Community accountancy enables good financial management and significantly reduces the risk of fraud. The Charities Act has introduced a wide range of regulations for charities, including fund accounting. Charities are given funding to spend on specific activities and the external scrutiny (audit etc.) tracks how these funds have been spent. This is very different from the profit and loss accounting of the private sector. It is not possible to go to a local college and study to be a treasurer of a charity. Community accountancy services are the only source of appropriate training for most voluntary organisations. These services are crucial for installing good financial management in the voluntary sector. Community accountancy has a major role in maintaining social cohesion because it is such a critical service for the formation and success of small community organisations.
The Finance Hub commissioned Community Accountancy Self Help (CASH) to work with the Community National Network CANn and Sheffield Hallam University to analyse the provision of Community Accountancy Services (CASs) in England and detail the strategic implications. The research found that:
- There are 80 CASs in England employing 105 full time equivalent community accountants.

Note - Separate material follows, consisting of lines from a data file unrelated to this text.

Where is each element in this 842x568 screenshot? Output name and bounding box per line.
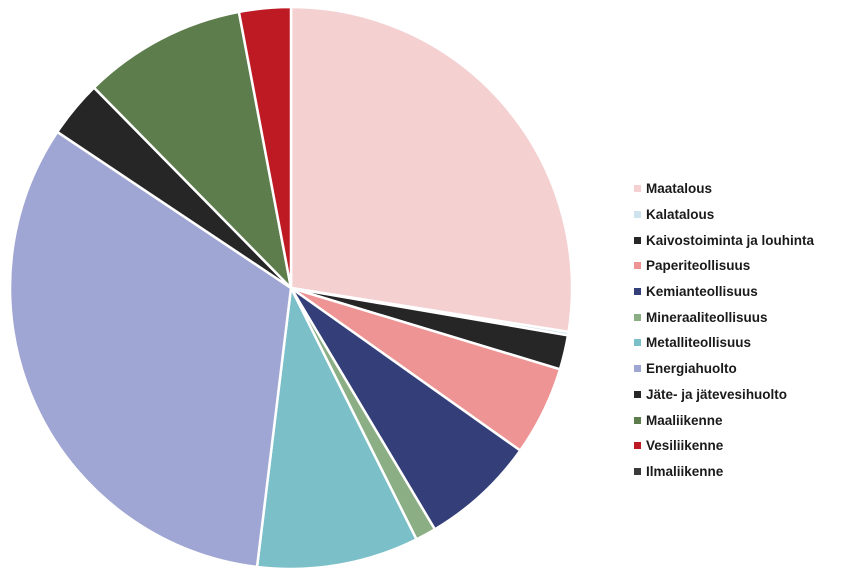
legend-item: Energiahuolto (634, 356, 814, 382)
legend-label: Metalliteollisuus (646, 335, 752, 351)
legend-item: Kalatalous (634, 202, 814, 228)
legend-label: Vesiliikenne (646, 438, 724, 454)
legend-item: Metalliteollisuus (634, 330, 814, 356)
legend-item: Kaivostoiminta ja louhinta (634, 227, 814, 253)
pie-slice (8, 130, 293, 568)
legend-swatch (634, 185, 641, 193)
legend-item: Maatalous (634, 176, 814, 202)
legend-swatch (634, 313, 641, 321)
legend-item: Vesiliikenne (634, 433, 814, 459)
legend-swatch (634, 288, 641, 296)
legend-swatch (634, 365, 641, 373)
legend-item: Ilmaliikenne (634, 459, 814, 485)
legend-item: Maaliikenne (634, 407, 814, 433)
legend-label: Ilmaliikenne (646, 463, 724, 479)
legend-item: Jäte- ja jätevesihuolto (634, 382, 814, 408)
legend-label: Kemianteollisuus (646, 284, 758, 300)
legend-label: Energiahuolto (646, 361, 737, 377)
legend-swatch (634, 262, 641, 270)
pie-slice (92, 10, 293, 290)
legend-label: Maaliikenne (646, 412, 723, 428)
legend-item: Paperiteollisuus (634, 253, 814, 279)
pie-slice (289, 5, 574, 334)
legend-swatch (634, 390, 641, 398)
legend-label: Paperiteollisuus (646, 258, 751, 274)
legend-swatch (634, 236, 641, 244)
legend-swatch (634, 467, 641, 475)
pie-slice (237, 5, 293, 290)
legend-label: Kalatalous (646, 207, 715, 223)
legend-label: Maatalous (646, 181, 713, 197)
legend-swatch (634, 416, 641, 424)
legend-swatch (634, 211, 641, 219)
legend-swatch (634, 339, 641, 347)
legend-label: Kaivostoiminta ja louhinta (646, 232, 815, 248)
chart-legend: Maatalous Kalatalous Kaivostoiminta ja l… (634, 176, 814, 484)
legend-item: Mineraaliteollisuus (634, 304, 814, 330)
legend-label: Mineraaliteollisuus (646, 309, 768, 325)
legend-label: Jäte- ja jätevesihuolto (646, 386, 788, 402)
legend-swatch (634, 442, 641, 450)
pie-slice (289, 286, 522, 531)
legend-item: Kemianteollisuus (634, 279, 814, 305)
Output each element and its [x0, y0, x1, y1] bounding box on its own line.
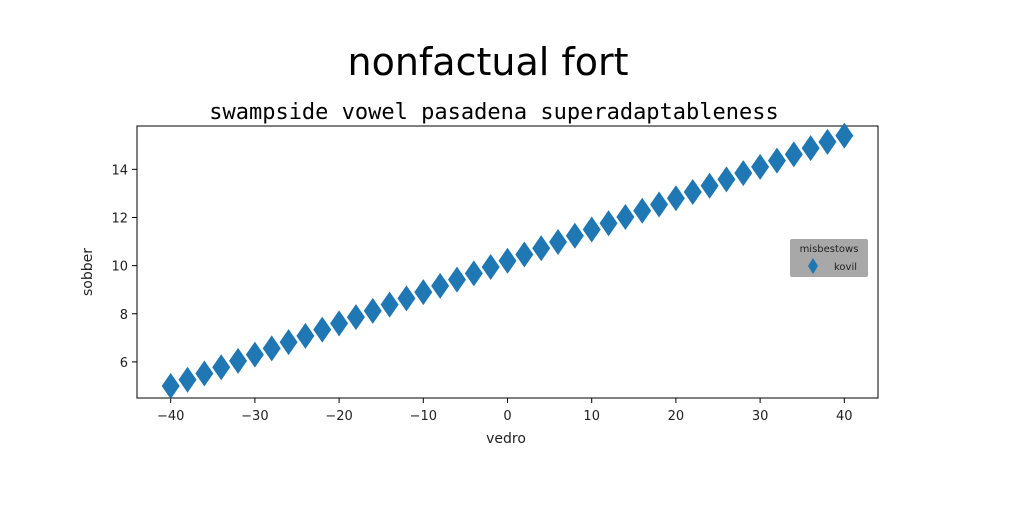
data-point	[447, 266, 466, 293]
data-point	[161, 372, 180, 399]
data-point	[498, 247, 517, 274]
x-tick-label: 20	[668, 409, 685, 424]
data-point	[565, 222, 584, 249]
y-tick-label: 8	[120, 308, 128, 323]
data-point	[633, 197, 652, 224]
x-tick-label: 30	[752, 409, 769, 424]
data-point	[464, 260, 483, 287]
data-point	[346, 304, 365, 331]
x-axis: −40 −30 −20 −10 0 10 20 30 40	[157, 398, 853, 424]
x-tick-label: −30	[241, 409, 268, 424]
data-point	[683, 178, 702, 205]
data-point	[549, 229, 568, 256]
data-point	[178, 366, 197, 393]
data-point	[397, 285, 416, 312]
data-point	[313, 316, 332, 343]
data-point	[801, 135, 820, 162]
data-point	[717, 166, 736, 193]
data-point	[650, 191, 669, 218]
y-tick-label: 12	[111, 211, 128, 226]
data-point	[363, 297, 382, 324]
data-point	[751, 153, 770, 180]
data-point	[195, 360, 214, 387]
data-point	[532, 235, 551, 262]
legend-title: misbestows	[800, 244, 859, 255]
y-axis: 6 8 10 12 14	[111, 163, 137, 371]
data-point	[414, 279, 433, 306]
chart-subtitle: swampside vowel pasadena superadaptablen…	[209, 100, 779, 125]
data-point	[784, 141, 803, 168]
data-point	[330, 310, 349, 337]
x-tick-label: −20	[325, 409, 352, 424]
data-point	[245, 341, 264, 368]
legend: misbestows kovil	[790, 239, 868, 277]
series-kovil-points	[161, 122, 854, 399]
x-axis-label: vedro	[486, 431, 526, 447]
data-point	[666, 185, 685, 212]
y-tick-label: 6	[120, 356, 128, 371]
data-point	[818, 128, 837, 155]
legend-label-kovil: kovil	[834, 262, 857, 273]
data-point	[296, 322, 315, 349]
x-tick-label: −40	[157, 409, 184, 424]
x-tick-label: 10	[583, 409, 600, 424]
y-tick-label: 14	[111, 163, 128, 178]
x-tick-label: 40	[836, 409, 853, 424]
data-point	[700, 172, 719, 199]
chart-title: nonfactual fort	[347, 40, 628, 84]
y-axis-label: sobber	[80, 248, 96, 296]
data-point	[515, 241, 534, 268]
legend-marker-kovil	[808, 258, 818, 274]
data-point	[599, 210, 618, 237]
data-point	[582, 216, 601, 243]
data-point	[616, 203, 635, 230]
x-tick-label: 0	[503, 409, 511, 424]
data-point	[229, 347, 248, 374]
data-point	[835, 122, 854, 149]
data-point	[767, 147, 786, 174]
y-tick-label: 10	[111, 260, 128, 275]
data-point	[279, 329, 298, 356]
data-point	[262, 335, 281, 362]
x-tick-label: −10	[410, 409, 437, 424]
data-point	[212, 354, 231, 381]
data-point	[734, 160, 753, 187]
data-point	[431, 272, 450, 299]
data-point	[481, 254, 500, 281]
data-point	[380, 291, 399, 318]
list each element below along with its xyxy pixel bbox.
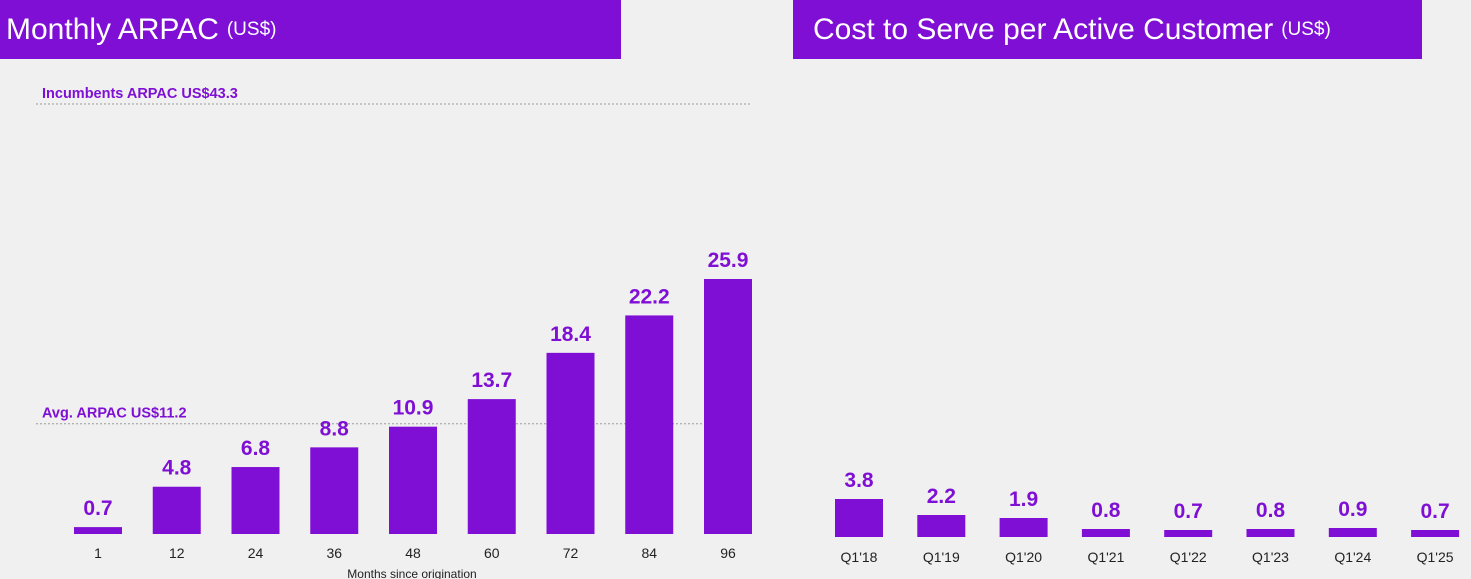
- cost-bar: [835, 499, 883, 537]
- arpac-chart-title: Monthly ARPAC: [6, 12, 219, 46]
- arpac-bar: [74, 527, 122, 534]
- cost-chart-title: Cost to Serve per Active Customer: [813, 12, 1274, 46]
- arpac-bar-value-label: 25.9: [708, 249, 749, 272]
- cost-x-tick-label: Q1'18: [841, 549, 878, 565]
- arpac-x-tick-label: 1: [94, 545, 102, 561]
- arpac-bar-value-label: 13.7: [471, 369, 512, 392]
- arpac-chart-unit: (US$): [226, 18, 277, 40]
- arpac-bar-value-label: 10.9: [393, 397, 434, 420]
- cost-bar-value-label: 2.2: [927, 485, 956, 508]
- cost-x-tick-label: Q1'21: [1087, 549, 1124, 565]
- arpac-x-tick-label: 72: [563, 545, 579, 561]
- arpac-bar: [704, 279, 752, 534]
- arpac-bar-value-label: 22.2: [629, 285, 670, 308]
- arpac-bar: [389, 426, 437, 534]
- arpac-bar: [152, 486, 201, 534]
- cost-bar: [1164, 530, 1213, 537]
- arpac-bar-value-label: 6.8: [241, 437, 271, 460]
- cost-bar-value-label: 0.8: [1091, 499, 1121, 522]
- cost-x-tick-label: Q1'20: [1005, 549, 1042, 565]
- arpac-x-tick-label: 84: [641, 545, 657, 561]
- arpac-reference-label: Incumbents ARPAC US$43.3: [42, 86, 238, 102]
- arpac-bar-value-label: 18.4: [550, 323, 591, 346]
- arpac-bar-value-label: 0.7: [83, 497, 112, 520]
- arpac-bar-value-label: 4.8: [162, 457, 192, 480]
- arpac-x-axis-label: Months since origination: [347, 567, 476, 579]
- cost-bar-value-label: 0.9: [1338, 498, 1367, 521]
- arpac-x-tick-label: 24: [248, 545, 264, 561]
- arpac-bar: [467, 399, 516, 534]
- cost-bar-value-label: 0.8: [1256, 499, 1286, 522]
- cost-bar: [999, 518, 1048, 537]
- arpac-bar: [625, 315, 674, 534]
- cost-x-tick-label: Q1'22: [1170, 549, 1207, 565]
- cost-bar-value-label: 0.7: [1174, 500, 1203, 523]
- cost-bar: [1411, 530, 1460, 537]
- cost-bar: [1081, 529, 1130, 537]
- cost-x-tick-label: Q1'24: [1334, 549, 1371, 565]
- arpac-x-tick-label: 12: [169, 545, 185, 561]
- arpac-chart: Incumbents ARPAC US$43.3 Avg. ARPAC US$11…: [36, 86, 752, 579]
- arpac-reference-label: Avg. ARPAC US$11.2: [42, 406, 187, 422]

- The distribution is very uneven: 26.5 community accountants in London but just 3 in South East England (excluding London).
- 24% of groups supported are from BME communities (three times as high as the proportion of people from ethnic minorities in the UK population).
- Across England well under 10% of groups in potential need of access to a CAS are able to get any CAS support.
The Finance Hub commissioned CASH and CANn to undertake further work including:
- An extensive tool kit for setting up a Community Accountancy Service available on www.communityaccounting.org
- A sub regional model for developing CASs
- A regional model for supporting CASs
- A paper on sustainability of CASs
- A paper on the business case for CASs
- Upgrading the CANn website including a map with directions to the nearest CAS
- A set of Quality Standards for CASs
- A set of Community Accountancy Competencies to identify the knowledge set
The background work has now been done to end the post code lottery and enable community accountancy to expand. Both rural and inner city communities have an enormous amount to gain from CAS which are a key to achieving the Capacity Builders vision that: “by 2014 all third sector organisations will be able to access high quality support that meets their needs when they need it”. Moreover, the business case showed that every £1 spent on community accountancy generates £5 in extra services and reduced tax evasion. Rarely can there have been a better case for funding a service.